Due to the power of the initiative process, California's people have the ability to directly fuck things up without any interference from our elected officials, but that doesn't mean the latter don't do an excellent job of fucking up things the general population can't or won't handle. Today, I'd like to take a moment to talk about some of those things, as off-topic as it may be here.
I've been a community college student since the fall of 2005, when I started taking classes part-time as a not-quite-seventeen-year-old high school student. As soon as I was eighteen, I started full-time. I've got an excellent record, though my performance has been impacted by my depression ever since Prop. 8 got through, and this summer was the first since I started that I haven't opted for class rather than relaxation. So it breaks my heart to see the troubles my school's facing.
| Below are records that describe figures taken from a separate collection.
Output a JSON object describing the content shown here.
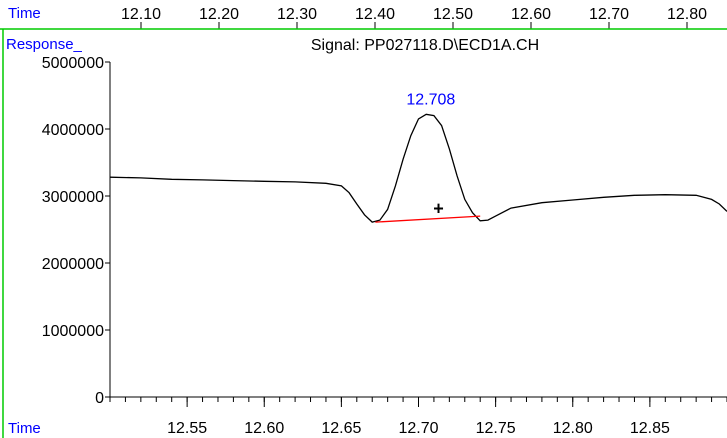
{
  "top_ruler": {
    "label": "Time",
    "ticks": [
      "12.10",
      "12.20",
      "12.30",
      "12.40",
      "12.50",
      "12.60",
      "12.70",
      "12.80"
    ],
    "color": "#00cc00",
    "label_color": "#0000ff"
  },
  "chart_data": {
    "type": "line",
    "title": "Signal: PP027118.D\\ECD1A.CH",
    "ylabel": "Response_",
    "xlabel": "Time",
    "xlim": [
      12.5,
      12.9
    ],
    "ylim": [
      0,
      5000000
    ],
    "y_ticks": [
      0,
      1000000,
      2000000,
      3000000,
      4000000,
      5000000
    ],
    "y_tick_labels": [
      "0",
      "1000000",
      "2000000",
      "3000000",
      "4000000",
      "5000000"
    ],
    "x_ticks": [
      12.55,
      12.6,
      12.65,
      12.7,
      12.75,
      12.8,
      12.85
    ],
    "x_tick_labels": [
      "12.55",
      "12.60",
      "12.65",
      "12.70",
      "12.75",
      "12.80",
      "12.85"
    ],
    "x_minor_step": 0.01,
    "grid": false,
    "series": [
      {
        "color": "#000000",
        "points": [
          [
            12.5,
            3280000
          ],
          [
            12.52,
            3270000
          ],
          [
            12.54,
            3250000
          ],
          [
            12.56,
            3240000
          ],
          [
            12.58,
            3230000
          ],
          [
            12.6,
            3220000
          ],
          [
            12.62,
            3210000
          ],
          [
            12.64,
            3190000
          ],
          [
            12.65,
            3150000
          ],
          [
            12.655,
            3050000
          ],
          [
            12.66,
            2880000
          ],
          [
            12.665,
            2720000
          ],
          [
            12.67,
            2610000
          ],
          [
            12.675,
            2640000
          ],
          [
            12.68,
            2800000
          ],
          [
            12.685,
            3150000
          ],
          [
            12.69,
            3550000
          ],
          [
            12.695,
            3900000
          ],
          [
            12.7,
            4150000
          ],
          [
            12.705,
            4220000
          ],
          [
            12.71,
            4200000
          ],
          [
            12.715,
            4050000
          ],
          [
            12.72,
            3700000
          ],
          [
            12.725,
            3300000
          ],
          [
            12.73,
            2950000
          ],
          [
            12.735,
            2750000
          ],
          [
            12.74,
            2630000
          ],
          [
            12.745,
            2640000
          ],
          [
            12.75,
            2700000
          ],
          [
            12.76,
            2820000
          ],
          [
            12.78,
            2900000
          ],
          [
            12.8,
            2940000
          ],
          [
            12.82,
            2980000
          ],
          [
            12.84,
            3010000
          ],
          [
            12.86,
            3020000
          ],
          [
            12.88,
            3010000
          ],
          [
            12.89,
            2950000
          ],
          [
            12.895,
            2880000
          ],
          [
            12.9,
            2770000
          ]
        ]
      }
    ],
    "baseline": {
      "color": "#ff0000",
      "start": [
        12.672,
        2610000
      ],
      "end": [
        12.74,
        2700000
      ]
    },
    "peak_annotation": {
      "text": "12.708",
      "x": 12.708,
      "y": 4220000,
      "color": "#0000ff"
    },
    "marker": {
      "symbol": "+",
      "x": 12.713,
      "y": 2810000
    }
  }
}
I initially registered for three classes -- 13 units, slightly over a full-time load -- this semester. All three were full, and the waitlists for them were full too, something I had never seen happen before. I managed to add a class and drop one of the ones I had initially been in, and I think that I was able to do that mostly because it was a night class outside of general education requirements; the worst-hit classes seemed to be math and English. (There's a sign outside the English department's main building notifying students that all English classes are full with full waitlists and advising them to register as early as possible next semester if they need to take one.) I know quite a few other students weren't as fortunate as I; during the second week of classes, I saw a number of them sheepishly go up to my German teacher and ask if they could add the class, apparently desperate. The teachers are having to be tough and drop people they would normally try to keep, and are using various strategies to do so. Whole departments have been cut down to the bare minimum; at least one disappeared outright last semester when the budget problems started to hit. My department, computer science, got it pretty bad; the head of department says she's advising prospective CS majors that to get the core classes they need for transfer will take at least four years, when it's officially supposed to take two. This is all in spite of the fact that they raised the cost per unit this semester, which should have reduced enrolment considerably.
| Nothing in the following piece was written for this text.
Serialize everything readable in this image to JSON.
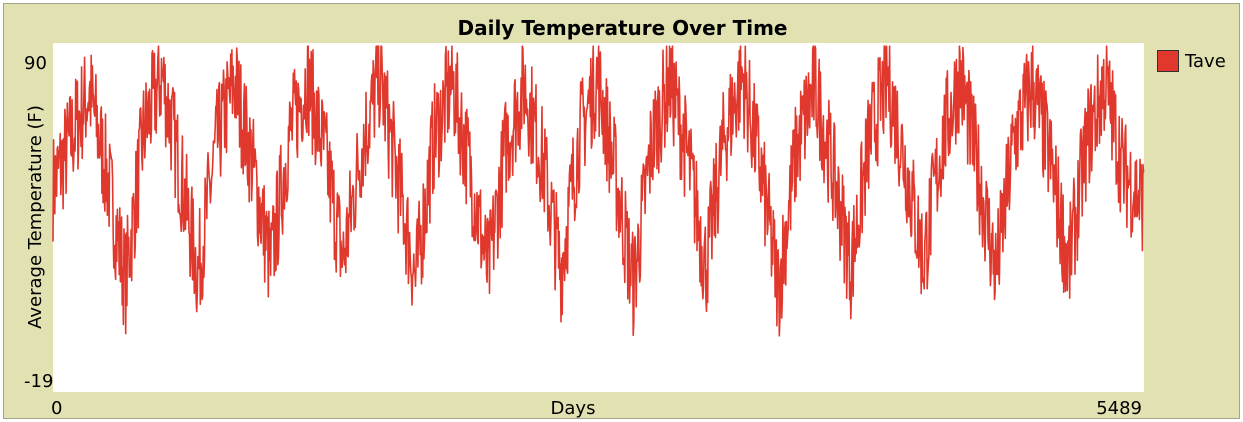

The problem's not just in terms of how many classes are offered, of course. Other services are also reduced. My sister has dyslexia and requires accommodations to do well: this semester, she's getting them, but only because her teacher is very understanding; the people who are supposed to process her paperwork so that she can get the necessary support and equipment to do well have been unavailable and not returning calls since the semester started, and she still hasn't been able to get a notetaker as a consequence (there's official paper provided by these people that she can't get, and which is prohibitively expensive to buy.)
Nor are the problems limited to the lower-class schools. One of my classmates is still with us, he told me, because the local UC told him they couldn't accept him because they had as many students as they could afford. I don't know so much about UC's situation, because I don't go there, but I do know that typically junior transfers are fairly popular with them and less likely to be turned away than, say, freshmen. I also believe that the classmate in question has fairly good grades, so he probably was actually turned away for the reason stated and not because he's unqualified.
So far, I haven't seen an impact on the bus system, which I use despite its limitations (it takes me 1.5 to two hours to get to school) and depend on, but I fear that's coming too, because I know they lost money as well.
The thing that drives me crazy about all of this is that in the long run, it's making the problems worse. The more cuts education takes, the fewer people can get a good education, and the more people will drop out at all levels. More uneducated people means that the work that requires a degree of some kind goes out of the state, which means that the people here make less money, which means that they pay less in taxes and can afford to spend less in their communities. Less tax revenue means more cuts are needed later down the line, which means more cuts to education, et cetera, ad infinitum. It's completely idiotic to operate this way. The trouble as I see it is that we're not a system that operates based on the long term. Companies look for short-term profits, and avoid investing in the long term because it will mean short-term losses; politicians look for reelection, and avoid the dirty question of raising taxes in favor of borrowing and cutting necessary programs. The trouble is, we kind of need tax dollars to pay for the programs that allow people to become wealthier. Argh.
I used to like my state, overall. In the past year, however, I've become increasingly interested in leaving it. This is saddening.
(Incidentally, signature-collection is under way to get a measure on the ballot to help combat the budget crisis -- by legalizing marijuana, taxing its sale, and releasing the people incarcerated for using or selling it. I approve of the general idea, because I see no logical reason to treat marijuana as worse than alcohol or tobacco, but at the same time if the people of California decide to allow me to smoke weed after what they denied me last election, I'm going to have a good bit of fun with the ridiculousness of it. Hallucinogen use: possibly okay. Affirming one's commitment to a long-term relationship: not okay!)